敵を裏切るなら、まずは味方になってから?

「遅い...」

 

 

ザーボンはポツリとつぶやく。

いくら待っても、ドドリアが帰ってこない。

フリーザの側近であるが故に、そう易々とやられる彼ではない事はわかっている。

だから、あの3人を簡単に捕まえてくるだろうと思っていたが、予想が外れてフリーザの額には徐々に苛立ちが見え隠れし始めた。

ほんの少しだけいい話といえば、全滅したかに見えたフリーザ軍にアプールと言う兵士がまだ生きていたことか。

ただそれは、フリーザを満足させる程の知らせではない。

 

 

 

「仕方ありませんね。

ザーボンさん、アプールさん、残りのドラゴンボールを探してください。

えぇ、スカウターがない以上しらみつぶしに探す他ないでしょう?

私は艦に戻り、ギニュー特戦隊と予備のスカウターを持ってきてもらいます。」

 

「ギニュー特戦隊!?」

 

「そんな、ギニュー特戦隊がいなくとも「あなたはそのギニューさんたちが来る前までに、ドラゴンボールを集めれば問題ないでしょう?

それと、私なら何か言う前に行動を起こしますがねぇ...?」

 

 

アプールとザーボンは血相を変えて飛び立っていく。

残されたフリーザは、ドラゴンボールを浮かせて母艦へと戻っていく。

 

 

(妙ですね...ザーボンさんの言う通り、何故ギニュー特戦隊を呼ぼうと思ったのでしょう?

この私が、何かに怯えているのでしょうか?

ベジータ?

...いや違う、あの3人?

それも違う...胸騒ぎがしますね...やはり万全を期してギニュー特戦隊を呼ぶのが得策でしょう。

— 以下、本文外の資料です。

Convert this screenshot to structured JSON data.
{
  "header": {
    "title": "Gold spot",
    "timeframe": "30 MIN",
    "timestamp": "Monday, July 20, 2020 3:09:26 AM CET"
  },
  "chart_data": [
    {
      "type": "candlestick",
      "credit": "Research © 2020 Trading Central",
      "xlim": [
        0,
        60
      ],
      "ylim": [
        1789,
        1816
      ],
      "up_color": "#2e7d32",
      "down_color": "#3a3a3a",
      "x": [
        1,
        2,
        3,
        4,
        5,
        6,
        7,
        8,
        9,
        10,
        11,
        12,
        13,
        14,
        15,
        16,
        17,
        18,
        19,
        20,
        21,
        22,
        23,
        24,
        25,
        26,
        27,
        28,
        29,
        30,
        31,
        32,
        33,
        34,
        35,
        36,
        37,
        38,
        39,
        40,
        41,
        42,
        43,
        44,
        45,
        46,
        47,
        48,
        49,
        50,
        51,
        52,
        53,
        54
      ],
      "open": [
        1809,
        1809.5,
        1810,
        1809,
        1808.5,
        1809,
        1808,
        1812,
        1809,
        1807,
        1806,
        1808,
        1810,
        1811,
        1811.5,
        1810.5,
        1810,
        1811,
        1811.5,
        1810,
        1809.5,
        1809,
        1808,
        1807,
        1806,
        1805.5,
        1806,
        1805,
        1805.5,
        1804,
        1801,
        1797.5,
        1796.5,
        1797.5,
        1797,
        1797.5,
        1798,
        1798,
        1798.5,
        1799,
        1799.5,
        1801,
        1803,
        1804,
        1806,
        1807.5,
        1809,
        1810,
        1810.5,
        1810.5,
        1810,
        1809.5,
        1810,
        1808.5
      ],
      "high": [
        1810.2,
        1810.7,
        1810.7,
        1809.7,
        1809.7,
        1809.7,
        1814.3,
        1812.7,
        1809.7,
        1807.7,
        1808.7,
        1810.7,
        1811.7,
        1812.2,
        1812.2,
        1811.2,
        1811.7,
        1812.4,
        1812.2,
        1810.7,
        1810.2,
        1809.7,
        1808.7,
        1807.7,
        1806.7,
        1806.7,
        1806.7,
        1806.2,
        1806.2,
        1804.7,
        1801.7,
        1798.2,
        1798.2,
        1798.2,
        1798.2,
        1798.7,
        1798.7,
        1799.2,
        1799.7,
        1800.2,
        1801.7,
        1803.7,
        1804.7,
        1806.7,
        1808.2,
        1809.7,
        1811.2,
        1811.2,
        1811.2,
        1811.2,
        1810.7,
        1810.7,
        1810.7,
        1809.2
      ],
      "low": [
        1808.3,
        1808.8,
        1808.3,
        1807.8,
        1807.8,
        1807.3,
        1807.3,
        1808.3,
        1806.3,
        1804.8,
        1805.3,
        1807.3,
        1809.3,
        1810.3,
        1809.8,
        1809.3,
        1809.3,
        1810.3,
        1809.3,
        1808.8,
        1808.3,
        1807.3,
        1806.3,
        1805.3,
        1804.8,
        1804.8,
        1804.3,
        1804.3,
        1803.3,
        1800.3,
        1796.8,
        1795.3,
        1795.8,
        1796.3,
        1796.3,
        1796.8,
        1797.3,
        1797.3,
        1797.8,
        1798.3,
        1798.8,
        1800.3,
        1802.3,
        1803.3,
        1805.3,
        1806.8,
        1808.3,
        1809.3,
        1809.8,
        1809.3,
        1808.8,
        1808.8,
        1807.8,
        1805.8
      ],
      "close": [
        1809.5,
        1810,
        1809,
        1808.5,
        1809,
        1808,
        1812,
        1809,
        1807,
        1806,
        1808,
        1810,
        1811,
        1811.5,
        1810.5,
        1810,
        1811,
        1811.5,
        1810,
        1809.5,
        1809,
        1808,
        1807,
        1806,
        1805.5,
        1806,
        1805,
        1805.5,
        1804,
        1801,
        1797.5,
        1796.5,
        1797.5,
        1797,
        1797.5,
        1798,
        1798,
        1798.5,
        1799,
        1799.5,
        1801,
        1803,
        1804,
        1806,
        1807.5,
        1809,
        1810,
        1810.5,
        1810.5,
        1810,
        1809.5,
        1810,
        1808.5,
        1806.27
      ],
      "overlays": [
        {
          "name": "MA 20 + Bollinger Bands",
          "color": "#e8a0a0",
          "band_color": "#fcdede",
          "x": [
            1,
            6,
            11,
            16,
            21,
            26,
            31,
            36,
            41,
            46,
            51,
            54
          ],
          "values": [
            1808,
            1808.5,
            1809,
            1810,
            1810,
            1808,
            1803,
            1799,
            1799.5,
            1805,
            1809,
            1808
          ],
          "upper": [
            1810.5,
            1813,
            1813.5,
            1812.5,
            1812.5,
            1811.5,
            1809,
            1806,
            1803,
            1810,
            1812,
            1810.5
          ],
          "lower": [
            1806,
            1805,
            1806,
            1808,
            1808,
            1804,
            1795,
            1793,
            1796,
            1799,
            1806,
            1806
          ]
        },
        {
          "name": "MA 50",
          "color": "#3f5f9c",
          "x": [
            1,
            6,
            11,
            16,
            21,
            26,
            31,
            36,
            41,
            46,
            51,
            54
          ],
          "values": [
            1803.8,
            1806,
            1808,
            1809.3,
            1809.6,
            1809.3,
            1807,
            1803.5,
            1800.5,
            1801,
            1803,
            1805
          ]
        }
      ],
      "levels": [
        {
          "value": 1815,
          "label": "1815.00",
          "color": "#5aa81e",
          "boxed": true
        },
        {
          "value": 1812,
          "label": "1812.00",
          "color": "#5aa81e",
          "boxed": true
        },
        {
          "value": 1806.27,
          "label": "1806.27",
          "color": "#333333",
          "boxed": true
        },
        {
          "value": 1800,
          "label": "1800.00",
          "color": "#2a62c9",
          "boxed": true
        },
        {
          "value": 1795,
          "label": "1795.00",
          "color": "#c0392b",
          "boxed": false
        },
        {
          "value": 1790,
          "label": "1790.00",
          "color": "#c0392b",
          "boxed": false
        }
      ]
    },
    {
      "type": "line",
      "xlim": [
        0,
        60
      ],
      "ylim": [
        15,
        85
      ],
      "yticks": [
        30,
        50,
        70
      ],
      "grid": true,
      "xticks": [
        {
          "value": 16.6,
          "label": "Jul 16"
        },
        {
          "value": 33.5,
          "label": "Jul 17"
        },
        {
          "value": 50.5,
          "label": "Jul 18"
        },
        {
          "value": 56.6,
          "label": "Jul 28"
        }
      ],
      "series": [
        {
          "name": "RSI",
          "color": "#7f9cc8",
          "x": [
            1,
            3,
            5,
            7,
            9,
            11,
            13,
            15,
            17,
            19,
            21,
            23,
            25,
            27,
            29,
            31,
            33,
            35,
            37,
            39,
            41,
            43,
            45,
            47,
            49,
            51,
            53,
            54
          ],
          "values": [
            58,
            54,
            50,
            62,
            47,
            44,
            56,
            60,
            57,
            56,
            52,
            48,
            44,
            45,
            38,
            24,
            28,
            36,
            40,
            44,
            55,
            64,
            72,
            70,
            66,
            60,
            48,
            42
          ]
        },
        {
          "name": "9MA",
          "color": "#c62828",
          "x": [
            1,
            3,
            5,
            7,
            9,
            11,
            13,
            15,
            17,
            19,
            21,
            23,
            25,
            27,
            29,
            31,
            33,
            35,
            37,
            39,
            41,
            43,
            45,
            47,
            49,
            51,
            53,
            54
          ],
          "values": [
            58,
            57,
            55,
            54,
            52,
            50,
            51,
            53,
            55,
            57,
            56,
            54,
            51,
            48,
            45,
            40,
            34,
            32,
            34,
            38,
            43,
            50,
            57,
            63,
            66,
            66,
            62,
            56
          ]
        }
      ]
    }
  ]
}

よくわかりませんが、フリーザ軍の総力を上げてドラゴンボールを集めなければいけない気がする...

...ふむ、実に不愉快ですね。)

 

 

滅多にこんな思いにふけることは無いフリーザにとって、それはストレス以外の何ものでもない。

不安要素は全て排除する。

だからこそ、フリーザ軍最高部隊のギニュー特戦隊の召喚なのだ。

だが、ヤードラット星に進撃予定の彼らを呼び出したところで到着までにいくらか日数が掛かる。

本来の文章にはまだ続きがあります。